Driving season is grinding me down the way it always does. Sitting behind yet another ambling piece of flotsam as I'm trying to get the hell to work on a two-lane highway with lots of curves and steady traffic, I pine for the freedom of bike commuting. The vast physical, emotional, and psychological benefits outweigh the little bit of death fear that always accompanies cycling among motor vehicles.
Every year, I explore the motorist mindset. I absorb and radiate the impatience of the throttle-pusher forced to curtail speed because other legitimate users are on the road. The idiots staring at their phones, who somehow think that their weaving and speed changes aren't totally obvious make me wish I had a device with which to break in and blast them with a loud reminder to pay attention to piloting. One guy was so bad, I flashed my high beams at him repeatedly whenever I saw his face turn downward toward the touch screen. Flashflashflashflashflashflash! It seemed to work. He may have hated me, but at least the finally gave up on his phone until our paths diverged.

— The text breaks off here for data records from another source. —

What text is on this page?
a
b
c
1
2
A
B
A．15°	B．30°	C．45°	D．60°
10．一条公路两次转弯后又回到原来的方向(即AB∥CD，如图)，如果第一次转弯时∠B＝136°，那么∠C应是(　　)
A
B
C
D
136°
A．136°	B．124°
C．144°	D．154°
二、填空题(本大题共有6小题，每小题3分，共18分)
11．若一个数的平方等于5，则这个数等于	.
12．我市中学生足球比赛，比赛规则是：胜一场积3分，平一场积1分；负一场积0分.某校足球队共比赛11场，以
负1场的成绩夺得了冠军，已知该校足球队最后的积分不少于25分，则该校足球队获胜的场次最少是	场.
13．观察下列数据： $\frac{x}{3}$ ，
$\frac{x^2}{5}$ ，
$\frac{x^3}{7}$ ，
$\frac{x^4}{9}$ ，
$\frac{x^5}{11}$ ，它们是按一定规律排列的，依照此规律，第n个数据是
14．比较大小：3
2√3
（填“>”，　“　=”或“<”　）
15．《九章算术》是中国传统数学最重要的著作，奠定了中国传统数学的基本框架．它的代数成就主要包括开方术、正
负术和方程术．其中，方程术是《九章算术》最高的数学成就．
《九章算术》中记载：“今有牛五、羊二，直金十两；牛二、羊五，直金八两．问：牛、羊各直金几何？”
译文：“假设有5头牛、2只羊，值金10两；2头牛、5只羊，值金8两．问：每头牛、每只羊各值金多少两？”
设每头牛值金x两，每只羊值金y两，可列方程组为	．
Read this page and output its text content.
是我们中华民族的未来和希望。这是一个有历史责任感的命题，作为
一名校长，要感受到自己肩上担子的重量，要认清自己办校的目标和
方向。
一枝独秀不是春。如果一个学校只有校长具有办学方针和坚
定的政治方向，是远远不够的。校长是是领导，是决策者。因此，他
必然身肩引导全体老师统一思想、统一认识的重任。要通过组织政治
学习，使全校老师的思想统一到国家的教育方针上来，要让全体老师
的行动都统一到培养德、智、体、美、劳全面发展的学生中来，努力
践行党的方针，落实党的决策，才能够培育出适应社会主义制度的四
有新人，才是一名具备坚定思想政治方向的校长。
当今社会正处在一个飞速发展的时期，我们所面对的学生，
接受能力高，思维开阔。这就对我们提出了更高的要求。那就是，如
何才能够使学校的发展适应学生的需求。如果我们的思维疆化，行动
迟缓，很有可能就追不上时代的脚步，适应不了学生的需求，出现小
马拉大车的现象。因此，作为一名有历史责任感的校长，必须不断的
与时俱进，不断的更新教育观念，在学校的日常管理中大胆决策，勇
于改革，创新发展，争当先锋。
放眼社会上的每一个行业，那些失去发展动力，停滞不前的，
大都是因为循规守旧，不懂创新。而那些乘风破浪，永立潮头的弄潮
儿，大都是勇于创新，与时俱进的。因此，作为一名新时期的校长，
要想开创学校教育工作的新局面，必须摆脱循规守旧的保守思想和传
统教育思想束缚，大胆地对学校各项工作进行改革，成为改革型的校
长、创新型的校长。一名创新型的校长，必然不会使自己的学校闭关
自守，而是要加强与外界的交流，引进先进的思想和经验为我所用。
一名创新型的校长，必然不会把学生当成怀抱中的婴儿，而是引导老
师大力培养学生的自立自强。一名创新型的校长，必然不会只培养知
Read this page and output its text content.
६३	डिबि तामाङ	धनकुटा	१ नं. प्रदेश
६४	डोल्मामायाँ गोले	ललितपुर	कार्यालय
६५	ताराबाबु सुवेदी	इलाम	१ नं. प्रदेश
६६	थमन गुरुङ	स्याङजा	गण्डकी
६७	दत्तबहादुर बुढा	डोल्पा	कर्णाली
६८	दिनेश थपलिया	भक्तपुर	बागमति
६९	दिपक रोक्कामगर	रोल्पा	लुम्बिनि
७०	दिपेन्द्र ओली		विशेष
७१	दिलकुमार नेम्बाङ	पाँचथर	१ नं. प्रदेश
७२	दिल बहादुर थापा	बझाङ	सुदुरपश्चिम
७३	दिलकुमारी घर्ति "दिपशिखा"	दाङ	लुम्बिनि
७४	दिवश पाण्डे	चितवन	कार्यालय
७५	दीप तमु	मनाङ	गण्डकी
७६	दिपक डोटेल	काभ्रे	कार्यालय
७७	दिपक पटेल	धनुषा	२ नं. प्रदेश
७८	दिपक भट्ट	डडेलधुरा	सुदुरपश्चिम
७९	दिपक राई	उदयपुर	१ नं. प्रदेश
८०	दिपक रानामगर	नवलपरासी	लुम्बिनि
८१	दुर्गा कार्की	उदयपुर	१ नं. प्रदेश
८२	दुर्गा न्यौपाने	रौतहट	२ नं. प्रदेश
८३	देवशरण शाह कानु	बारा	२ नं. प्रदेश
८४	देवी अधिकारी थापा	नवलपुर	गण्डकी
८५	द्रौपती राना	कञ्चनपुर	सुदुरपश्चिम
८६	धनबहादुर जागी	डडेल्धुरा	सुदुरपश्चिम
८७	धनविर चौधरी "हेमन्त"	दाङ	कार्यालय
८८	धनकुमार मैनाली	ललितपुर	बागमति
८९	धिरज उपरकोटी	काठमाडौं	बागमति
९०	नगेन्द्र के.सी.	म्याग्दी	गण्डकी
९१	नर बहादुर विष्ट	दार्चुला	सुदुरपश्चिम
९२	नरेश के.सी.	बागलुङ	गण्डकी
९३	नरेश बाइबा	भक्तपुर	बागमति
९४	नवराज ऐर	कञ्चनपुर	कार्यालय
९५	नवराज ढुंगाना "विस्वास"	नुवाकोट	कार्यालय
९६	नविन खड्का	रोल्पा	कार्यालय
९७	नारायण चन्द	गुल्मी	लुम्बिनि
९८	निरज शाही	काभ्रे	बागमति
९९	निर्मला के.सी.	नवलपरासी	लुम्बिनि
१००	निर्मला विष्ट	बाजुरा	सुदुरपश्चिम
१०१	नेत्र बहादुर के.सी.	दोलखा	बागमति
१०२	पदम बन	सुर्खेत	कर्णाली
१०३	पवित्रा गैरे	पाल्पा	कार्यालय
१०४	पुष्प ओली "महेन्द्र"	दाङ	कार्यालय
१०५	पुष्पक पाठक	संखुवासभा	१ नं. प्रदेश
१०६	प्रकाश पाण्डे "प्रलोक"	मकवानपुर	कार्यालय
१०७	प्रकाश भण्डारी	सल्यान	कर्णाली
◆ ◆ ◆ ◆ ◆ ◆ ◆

Critiquing other road users has become more dangerous this week, since New Hampshire did away with concealed weapon permits, releasing any gun owner to carry a concealed weapon with no restrictions or oversight. Hell, everything became more dangerous. Gun lovers like to say, "an armed society is a polite society," but fear creates reticence. The idea that anyone might be armed means that speaking up when you see an injustice now calls for a higher level of courage. No one need fear that they will be stopped and questioned because law enforcement caught sight of a corner of a gun butt.
I've considered packing heat in the past. I had a concealed carry permit under the old system, but I did not renew it when it expired. Now I don't have to worry about the permit, but the reasons to forgo armament remain. If you pull it out, not only do you have to be ready to use it, you will have increased the chances that you will have to. Anyone even catching sight of a weapon you are carrying may use it as justification to take preemptive action. And guns weigh a lot. I'll be better served by an extra bottle of water.
Speaking of water, I've been hydrating desperately since the kidney stone. Unable to afford the defective product known as health insurance, I have to treat myself for things as much as possible. When I consulted my primary care provider a couple of weeks after the stone passed, because I still had residual twinges and wanted to get at least a cursory examination, she did not recommend investing in the expensive and inconclusive imaging procedures that might detect remaining stones until I had pursued many weeks of assiduous hydration. I had told her that the twinges were gradually subsiding. They ramp right up when I let myself worry. Those with the most to fear in America's pay-to-play health care business have the most incentive to suppress those fears, so that stress does not trigger the illness that will ruin everything.
The good news is that beer turns out to be a health beverage. Do not exceed the recommended dosage.
Lacking the resolve of my younger years, I find it hard to get my 10,000 steps a day. We're about two weeks away from Daylight Relocating Time. Depending on the weather, that may enhance exercise opportunities attractive enough to overcome my depression. I have to hope that the hits have outweighed the misses in this hit-and-miss winter, when I begin to lay down a more regular rhythm of effort and recovery on the bike.